Cominciamo col dire che anche le forme di promozione dell’associazionismo andrebbero riviste, negli ultimi 20 anni molte politiche sociali hanno fatto appello alla valorizzazione delle associazioni locali però è come se lo facessero in una chiave di sussidiarietà che andrebbe aggiornata. L’elemento interessante oggi è sostenere queste reti collaborative locali, mentre un dato Istat che mi ha preoccupato è l’aumento del numero delle associazioni, per quel fenomeno tutto italiano e un po’ paradossale che è l’individualismo associativo. Se questo fa parte della nostra cultura, per evitare che si traduca in una “frantumazione”, la strategia è diventare molto bravi a creare reti stabili, forme di collaborazione strutturate e consolidate, non estemporanee, che attraggono energie, persone, risorse. Poi alcune persone entrano nell'associazione e molte altre no, ma comunque danno valore alla rete.

Su quali ingredienti puntare per costruire queste reti territoriali?

Il primo elemento è la trasversalità. Siamo abituati a pensare all’associazione che si occupa di sport, di teatro, di assistenza sociale… come delle scatole. No, occorre individuare dei grandi temi di inclusione in cui i vari mondi – ossia le associazioni con diverse mission – possono lavorare insieme, in maniera trasversale. Penso alla prima infanzia, all’adolescenza, alla genitorialità… ci deve essere un evidente obiettivo comune, da tutti riconosciuto come più alto, ad esempio il benessere degli adolescenti della nostra comunità.

Il secondo elemento sono i beni comuni locali che ci ricordano come il massimo di partecipazione sia sulla prossimità anche fisica. Quando c’è un bene comune da riaprire, riqualificare, su cui lavorare che è un bene per tutti – fosse anche tinteggiare la scuola – è più facile far collaborare organizzazioni molto diverse e anche tollerare un certo grado di diversità, che a quel punto non è percepito come un impedimento.

Terzo elemento è che per fare questo ecosistema territoriale ci vuole qualcuno come nel basket che faccia da pivot: un'organizzazione, dei professionisti, qualcuno capace di tenere insieme e facilitare questi processi.
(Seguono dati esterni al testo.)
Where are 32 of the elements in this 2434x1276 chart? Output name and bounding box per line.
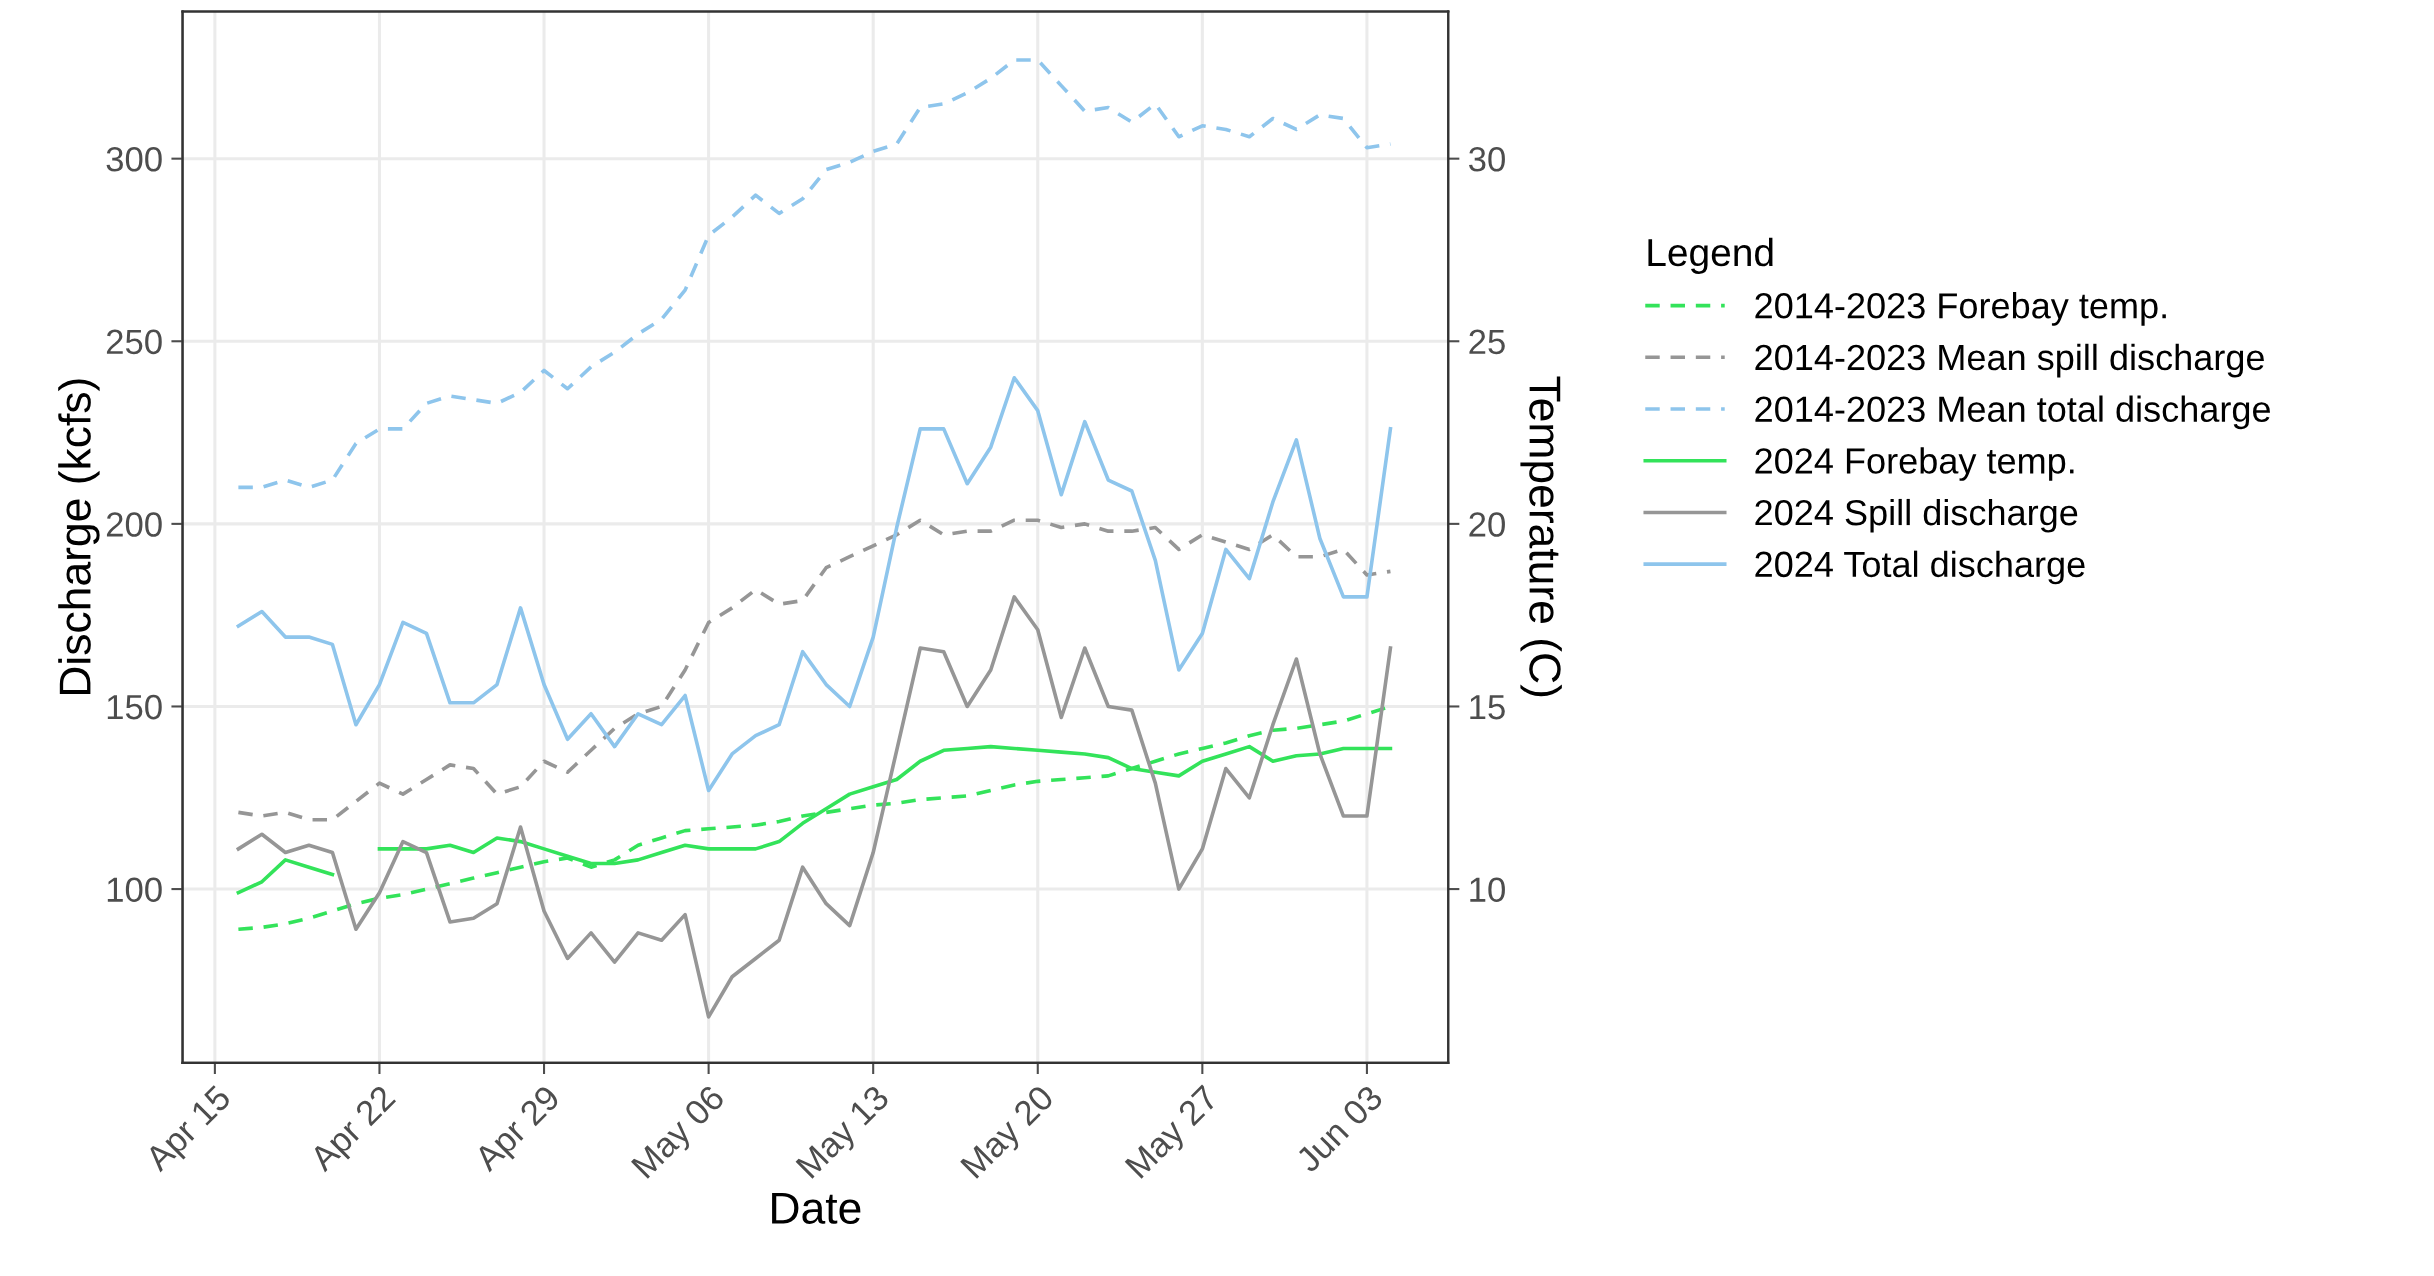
x-tick-label: Apr 29 bbox=[472, 1084, 566, 1178]
y2-axis-title: Temperature (C) bbox=[1520, 376, 1562, 697]
x-tick-label: May 20 bbox=[959, 1083, 1060, 1184]
line-series bbox=[236, 595, 1393, 1019]
y2-tick-label: 15 bbox=[1470, 695, 1505, 720]
legend-label: 2024 Total discharge bbox=[1755, 550, 2085, 585]
y2-tick-label: 30 bbox=[1469, 147, 1505, 172]
y-axis-title: Discharge (kcfs) bbox=[58, 379, 100, 695]
y2-tick-label: 10 bbox=[1470, 877, 1505, 902]
x-tick-label: Apr 22 bbox=[307, 1084, 402, 1178]
y-tick-label: 300 bbox=[106, 147, 162, 172]
y-tick-label: 250 bbox=[106, 329, 162, 355]
line-series bbox=[236, 518, 1393, 822]
y-tick-label: 150 bbox=[107, 694, 162, 720]
legend-title: Legend bbox=[1648, 237, 1773, 274]
line-series bbox=[236, 375, 1393, 793]
legend-label: 2014-2023 Mean spill discharge bbox=[1755, 343, 2264, 378]
y-tick-label: 200 bbox=[106, 512, 162, 537]
legend-label: 2024 Spill discharge bbox=[1755, 498, 2078, 533]
legend-label: 2014-2023 Mean total discharge bbox=[1755, 395, 2270, 430]
legend-label: 2014-2023 Forebay temp. bbox=[1755, 292, 2166, 326]
x-tick-label: May 13 bbox=[795, 1084, 895, 1184]
line-series bbox=[236, 58, 1393, 490]
x-tick-label: May 06 bbox=[630, 1084, 731, 1184]
y-tick-label: 100 bbox=[107, 877, 162, 902]
x-axis-title: Date bbox=[772, 1192, 861, 1224]
legend-label: 2024 Forebay temp. bbox=[1755, 447, 2074, 481]
x-tick-label: Apr 15 bbox=[143, 1084, 237, 1178]
y2-tick-label: 20 bbox=[1469, 512, 1505, 537]
y2-tick-label: 25 bbox=[1469, 329, 1505, 355]
x-tick-label: May 27 bbox=[1124, 1084, 1224, 1184]
x-tick-label: Jun 03 bbox=[1294, 1084, 1384, 1174]
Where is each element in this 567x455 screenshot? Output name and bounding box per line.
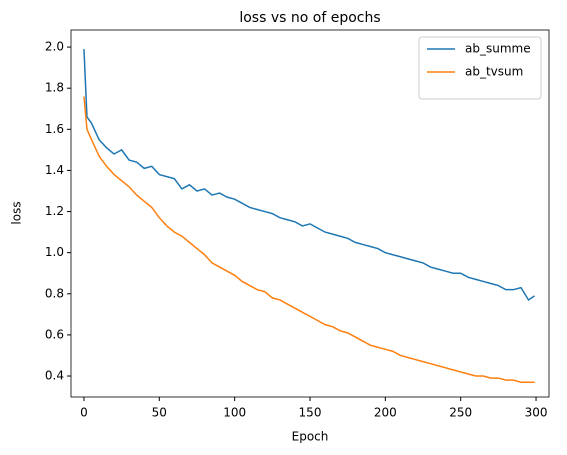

Lo trovo qualcosa di molto contemporaneo, che permette di attrarre le fasce più giovani ma anche quelle meno incluse come gli stranieri, che come genitori si avvicinano, danno una mano. Sono forme di convivialità e di convivenza che generano una forte attrattività perché è bello vivere in un posto in cui riconosci per strada le persone che hai conosciuto alla festa. Io credo molto in queste “bolle” locali che riproducono dal basso una cultura della socialità età che c’è anche se magari non è più spinta dall’alto dalle grandi istituzioni culturali del volontariato di un tempo.